The FSC said its order must be carried out within six months, the maximum period in Korean banking law given to a major shareholder of a commercial bank forfeiting its controlling stake due to guilt in financial crimes.
“The FSC decided to refrain from specifying the method of the stake sale by comprehensively considering the purpose of the regulations reviewing the eligibility [of a bank owner] as well as both domestic and overseas precedents,” said Lee Suk-joon, FSC standing commissioner at a joint press conference by the FSC and the financial watchdog the Financial Supervisory Service (FSS).
“The FSC [also] decided to order the stake sale to be carried out within six months by considering the amount of [some 265 million] shares to be sold as well as past precedents.”
The decision, based on the most straightforward interpretation of current banking laws, was widely expected, as FSC Chairman Kim said that he “[does] not intend to benefit Lone Star, nor [does he] intend to intentionally put Lone Star at a disadvantage.”
“Decisions concerning foreign investors must be made fairly, according to the rule of law rather than sentiment,” said Kim, answering lawmakers’ questions while appearing before a parliamentary committee on Thursday.

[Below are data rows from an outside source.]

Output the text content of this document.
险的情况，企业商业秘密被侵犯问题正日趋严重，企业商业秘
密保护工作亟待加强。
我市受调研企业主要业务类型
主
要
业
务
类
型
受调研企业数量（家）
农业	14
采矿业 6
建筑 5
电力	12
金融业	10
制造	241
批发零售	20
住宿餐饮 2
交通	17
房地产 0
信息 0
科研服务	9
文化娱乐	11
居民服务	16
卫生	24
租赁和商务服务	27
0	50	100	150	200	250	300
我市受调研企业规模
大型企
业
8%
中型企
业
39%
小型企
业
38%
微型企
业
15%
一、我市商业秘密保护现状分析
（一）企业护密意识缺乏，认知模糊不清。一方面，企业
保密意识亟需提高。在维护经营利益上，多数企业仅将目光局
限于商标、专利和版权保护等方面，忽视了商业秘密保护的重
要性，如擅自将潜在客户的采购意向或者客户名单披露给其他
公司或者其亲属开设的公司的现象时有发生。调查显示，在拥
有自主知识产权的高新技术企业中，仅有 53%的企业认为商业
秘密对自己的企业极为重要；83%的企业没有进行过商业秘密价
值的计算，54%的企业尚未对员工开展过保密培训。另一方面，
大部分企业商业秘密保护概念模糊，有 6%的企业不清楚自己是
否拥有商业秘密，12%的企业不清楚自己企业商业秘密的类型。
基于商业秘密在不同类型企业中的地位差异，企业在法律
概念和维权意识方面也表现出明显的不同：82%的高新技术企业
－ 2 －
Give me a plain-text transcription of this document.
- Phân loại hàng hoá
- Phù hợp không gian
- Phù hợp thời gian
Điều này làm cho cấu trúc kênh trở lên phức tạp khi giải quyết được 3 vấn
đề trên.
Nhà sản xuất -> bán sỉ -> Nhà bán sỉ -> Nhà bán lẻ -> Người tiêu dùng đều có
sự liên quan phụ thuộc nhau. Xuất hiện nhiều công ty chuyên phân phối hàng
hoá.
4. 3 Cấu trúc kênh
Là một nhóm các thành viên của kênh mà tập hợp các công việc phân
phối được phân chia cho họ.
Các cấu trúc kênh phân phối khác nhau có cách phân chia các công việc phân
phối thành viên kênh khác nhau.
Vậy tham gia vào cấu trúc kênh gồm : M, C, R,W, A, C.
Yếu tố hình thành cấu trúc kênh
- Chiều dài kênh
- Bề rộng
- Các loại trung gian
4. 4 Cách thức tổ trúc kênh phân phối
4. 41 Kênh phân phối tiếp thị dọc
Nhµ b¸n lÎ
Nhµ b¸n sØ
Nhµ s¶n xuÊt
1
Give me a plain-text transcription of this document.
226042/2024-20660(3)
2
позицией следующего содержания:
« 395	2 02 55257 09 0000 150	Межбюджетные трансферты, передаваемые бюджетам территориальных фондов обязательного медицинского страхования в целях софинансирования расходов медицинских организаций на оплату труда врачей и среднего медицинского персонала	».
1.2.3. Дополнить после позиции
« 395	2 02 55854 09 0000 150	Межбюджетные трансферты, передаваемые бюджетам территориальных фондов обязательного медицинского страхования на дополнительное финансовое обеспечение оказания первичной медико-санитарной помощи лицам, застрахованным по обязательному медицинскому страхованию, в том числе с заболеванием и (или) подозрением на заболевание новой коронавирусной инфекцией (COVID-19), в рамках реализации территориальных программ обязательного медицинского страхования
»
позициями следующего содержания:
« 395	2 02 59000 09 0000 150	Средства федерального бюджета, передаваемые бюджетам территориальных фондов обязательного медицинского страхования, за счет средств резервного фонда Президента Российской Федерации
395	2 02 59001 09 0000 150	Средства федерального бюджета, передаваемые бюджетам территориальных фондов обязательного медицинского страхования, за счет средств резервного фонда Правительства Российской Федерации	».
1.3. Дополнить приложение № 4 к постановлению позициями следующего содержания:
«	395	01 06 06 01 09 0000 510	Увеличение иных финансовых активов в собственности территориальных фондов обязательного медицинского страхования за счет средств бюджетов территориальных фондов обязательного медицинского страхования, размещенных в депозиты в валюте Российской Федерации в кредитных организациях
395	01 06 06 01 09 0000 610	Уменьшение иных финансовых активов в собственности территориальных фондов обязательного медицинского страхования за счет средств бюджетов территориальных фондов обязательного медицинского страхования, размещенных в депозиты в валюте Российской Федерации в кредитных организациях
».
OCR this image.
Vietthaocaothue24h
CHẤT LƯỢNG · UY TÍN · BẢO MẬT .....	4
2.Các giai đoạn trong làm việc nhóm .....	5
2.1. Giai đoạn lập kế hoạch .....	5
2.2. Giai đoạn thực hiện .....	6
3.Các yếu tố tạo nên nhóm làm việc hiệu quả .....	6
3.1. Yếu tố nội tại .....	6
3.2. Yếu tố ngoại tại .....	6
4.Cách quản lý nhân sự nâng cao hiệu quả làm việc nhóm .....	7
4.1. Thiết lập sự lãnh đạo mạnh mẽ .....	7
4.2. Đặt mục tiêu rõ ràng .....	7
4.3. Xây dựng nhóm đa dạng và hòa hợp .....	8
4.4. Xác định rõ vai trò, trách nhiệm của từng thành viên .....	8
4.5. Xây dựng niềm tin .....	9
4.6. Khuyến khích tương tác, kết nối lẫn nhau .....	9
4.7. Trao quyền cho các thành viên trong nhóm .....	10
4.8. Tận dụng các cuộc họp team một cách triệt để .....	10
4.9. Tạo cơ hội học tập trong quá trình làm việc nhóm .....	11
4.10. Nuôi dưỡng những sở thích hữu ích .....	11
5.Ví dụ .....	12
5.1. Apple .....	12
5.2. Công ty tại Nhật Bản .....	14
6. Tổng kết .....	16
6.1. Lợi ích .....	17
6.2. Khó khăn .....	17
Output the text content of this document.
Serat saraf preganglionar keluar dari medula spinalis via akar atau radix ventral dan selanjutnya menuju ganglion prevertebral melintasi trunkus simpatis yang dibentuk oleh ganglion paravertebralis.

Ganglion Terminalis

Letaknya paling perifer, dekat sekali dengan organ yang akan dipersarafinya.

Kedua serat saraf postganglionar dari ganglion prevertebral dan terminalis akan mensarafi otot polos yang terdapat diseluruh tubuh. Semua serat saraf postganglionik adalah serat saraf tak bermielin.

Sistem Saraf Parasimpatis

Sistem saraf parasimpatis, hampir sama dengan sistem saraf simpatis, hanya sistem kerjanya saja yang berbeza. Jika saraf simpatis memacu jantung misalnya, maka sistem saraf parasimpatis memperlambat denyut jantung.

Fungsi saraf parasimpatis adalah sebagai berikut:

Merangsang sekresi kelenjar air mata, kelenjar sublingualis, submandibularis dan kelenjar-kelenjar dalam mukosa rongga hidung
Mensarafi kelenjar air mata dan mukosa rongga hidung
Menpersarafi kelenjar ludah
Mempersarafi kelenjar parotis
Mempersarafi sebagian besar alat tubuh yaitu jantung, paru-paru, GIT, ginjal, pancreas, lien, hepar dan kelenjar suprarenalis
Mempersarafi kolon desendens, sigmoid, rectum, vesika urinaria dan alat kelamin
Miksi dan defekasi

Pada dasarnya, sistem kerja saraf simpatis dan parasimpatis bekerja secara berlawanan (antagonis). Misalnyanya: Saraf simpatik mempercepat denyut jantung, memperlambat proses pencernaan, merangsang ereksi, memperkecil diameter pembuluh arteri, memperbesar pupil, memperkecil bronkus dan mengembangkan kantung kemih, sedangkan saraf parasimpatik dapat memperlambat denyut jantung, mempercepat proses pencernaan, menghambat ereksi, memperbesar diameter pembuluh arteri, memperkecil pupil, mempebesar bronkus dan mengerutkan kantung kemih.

Concerning the claims that Lone Star is a nonfinancial investor with more than 2 trillion won in assets and is therefore ineligible to own a bank under Korean law, regulators said the FSS is investigating the veracity of the claims.
However, according to regulatory officials, the FSC decided to go ahead with the stake sale order because even if Lone Star is found to be a nonfinancial investor, the options open to regulators wouldn’t have been very different.
Under banking laws, the FSC could have ordered the buyout fund to sell all but 4 percent of its 51.02 percent stake, rather than keeping 10 percent.
Protests redoubled at the news, and some 2,000 KEB employees camped outside the FSC building in Yeouido, western Seoul, to denounce the decision. The bank’s union said it would go on a general strike “within this month” to protest the order.
The KEB employee stock ownership association also filed an administrative lawsuit against the FSS demanding it reveal the results of its investigation into whether Lone Star is nonfinancial investor, including the value of golf courses allegedly owned by a Lone Star subsidiary in Japan.
Politicians such as the Democratic Party’s Ooh Che-chang threatened hearings and promised to block legislation related to the FSC on Thursday should regulators issue a simple stake order.
Meanwhile, the legally-prescribed maximum deadline of six months for the sale is expected to weaken the bargaining position of Hana Financial Group should it attempt to renegotiate with Lone Star to bring KEB’s sale price down, as was widely reported.